Phil Galfond says that, at least at some point, you need to “rungood” to make it as a pro. Do you necessarily believe that? According to your charts you have been making sustained progress. I know you have a theory of spots with low-variance plays. So, do you think you have been able to diminish the role of variance in your career so that you don’t have to rely on lucky streaks to “stay in the game”?
Jason: Seems only appropriate to conclude the AMA with an answer on a quote from one of my poker idols. I think it’s very true – imagine if you laid out the timeline of almost every pro’s career and at some point could apply a reasonably normal 6-9 month horrific downswing. Many people would either want to quit or be forced to do something else if you pressured them at the right points of their poker life. I actually think I’m an exception to this (and likely so is Phil). As my good friend Leo Wolpert said, “I used to think I was a college student with a gambling problem until I one day realized I was a gambler with a college problem”. I am inherently a poker player and gambler at heart and I don’t think losing would’ve shrugged me off my path.

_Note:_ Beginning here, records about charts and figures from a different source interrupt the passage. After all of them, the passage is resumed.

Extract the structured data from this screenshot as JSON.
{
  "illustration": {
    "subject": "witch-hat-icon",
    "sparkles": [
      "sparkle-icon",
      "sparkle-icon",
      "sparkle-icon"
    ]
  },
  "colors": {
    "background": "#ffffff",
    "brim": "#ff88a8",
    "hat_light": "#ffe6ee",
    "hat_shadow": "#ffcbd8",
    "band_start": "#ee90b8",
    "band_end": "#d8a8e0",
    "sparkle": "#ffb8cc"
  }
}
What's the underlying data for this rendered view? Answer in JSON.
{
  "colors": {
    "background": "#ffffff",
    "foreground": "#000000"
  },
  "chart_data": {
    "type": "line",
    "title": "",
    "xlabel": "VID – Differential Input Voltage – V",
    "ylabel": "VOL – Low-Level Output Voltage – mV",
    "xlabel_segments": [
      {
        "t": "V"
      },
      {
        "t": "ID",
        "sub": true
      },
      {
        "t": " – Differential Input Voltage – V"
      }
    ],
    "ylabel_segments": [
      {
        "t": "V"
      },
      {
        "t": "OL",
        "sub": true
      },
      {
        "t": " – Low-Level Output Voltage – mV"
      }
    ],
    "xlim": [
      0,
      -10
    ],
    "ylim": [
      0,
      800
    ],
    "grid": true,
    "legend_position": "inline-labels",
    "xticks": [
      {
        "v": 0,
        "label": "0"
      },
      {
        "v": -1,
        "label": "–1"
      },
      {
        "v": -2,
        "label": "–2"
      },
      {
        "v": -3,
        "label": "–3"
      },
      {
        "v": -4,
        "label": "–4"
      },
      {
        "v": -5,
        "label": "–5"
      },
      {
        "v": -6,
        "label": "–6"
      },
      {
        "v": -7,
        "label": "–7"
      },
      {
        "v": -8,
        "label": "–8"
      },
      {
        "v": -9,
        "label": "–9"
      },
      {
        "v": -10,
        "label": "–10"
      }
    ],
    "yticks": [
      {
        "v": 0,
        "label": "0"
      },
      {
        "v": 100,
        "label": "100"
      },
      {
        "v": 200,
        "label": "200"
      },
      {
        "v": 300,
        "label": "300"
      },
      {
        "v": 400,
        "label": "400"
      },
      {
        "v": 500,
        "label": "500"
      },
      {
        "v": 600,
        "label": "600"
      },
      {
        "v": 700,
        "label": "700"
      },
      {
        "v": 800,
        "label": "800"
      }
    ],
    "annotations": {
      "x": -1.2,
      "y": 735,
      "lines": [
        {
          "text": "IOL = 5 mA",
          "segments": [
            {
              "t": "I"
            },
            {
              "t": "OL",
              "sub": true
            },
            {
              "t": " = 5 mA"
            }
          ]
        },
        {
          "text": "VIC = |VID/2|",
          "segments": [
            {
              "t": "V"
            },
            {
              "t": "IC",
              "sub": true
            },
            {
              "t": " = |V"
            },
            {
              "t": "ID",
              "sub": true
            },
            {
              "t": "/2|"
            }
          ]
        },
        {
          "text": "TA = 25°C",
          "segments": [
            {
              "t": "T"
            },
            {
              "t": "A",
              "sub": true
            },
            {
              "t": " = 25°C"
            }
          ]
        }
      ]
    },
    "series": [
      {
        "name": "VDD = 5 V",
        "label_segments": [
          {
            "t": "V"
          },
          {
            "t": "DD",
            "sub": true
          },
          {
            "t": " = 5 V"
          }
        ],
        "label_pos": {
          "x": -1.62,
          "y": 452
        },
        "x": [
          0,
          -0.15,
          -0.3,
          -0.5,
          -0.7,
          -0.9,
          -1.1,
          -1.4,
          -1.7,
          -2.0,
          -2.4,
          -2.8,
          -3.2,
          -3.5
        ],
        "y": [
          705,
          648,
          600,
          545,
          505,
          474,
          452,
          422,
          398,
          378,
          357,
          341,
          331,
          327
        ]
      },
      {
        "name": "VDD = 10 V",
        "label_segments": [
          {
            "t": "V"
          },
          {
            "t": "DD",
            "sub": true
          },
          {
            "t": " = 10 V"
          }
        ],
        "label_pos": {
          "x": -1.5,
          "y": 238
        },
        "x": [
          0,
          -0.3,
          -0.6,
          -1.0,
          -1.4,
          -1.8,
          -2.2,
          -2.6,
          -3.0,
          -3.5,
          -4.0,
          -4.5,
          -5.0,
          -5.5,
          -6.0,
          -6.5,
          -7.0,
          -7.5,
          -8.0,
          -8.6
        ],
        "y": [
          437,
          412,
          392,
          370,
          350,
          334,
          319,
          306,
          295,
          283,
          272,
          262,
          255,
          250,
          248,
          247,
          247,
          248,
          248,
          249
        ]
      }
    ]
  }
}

Thanks so much everyone for your questions, sorry I didn’t get to everyone! This was a blast, thanks so much to FlopTurnRiver for hosting this, and if you guys would like to see more from me I do a show every day on Youtube and I’m very active on Twitter as well. Thanks again, everyone, we’ll have to do it again sometime peace!
This brought the AMA to a close, and we thank Jason for spending his time answering our questions, and wish him all the best in the future.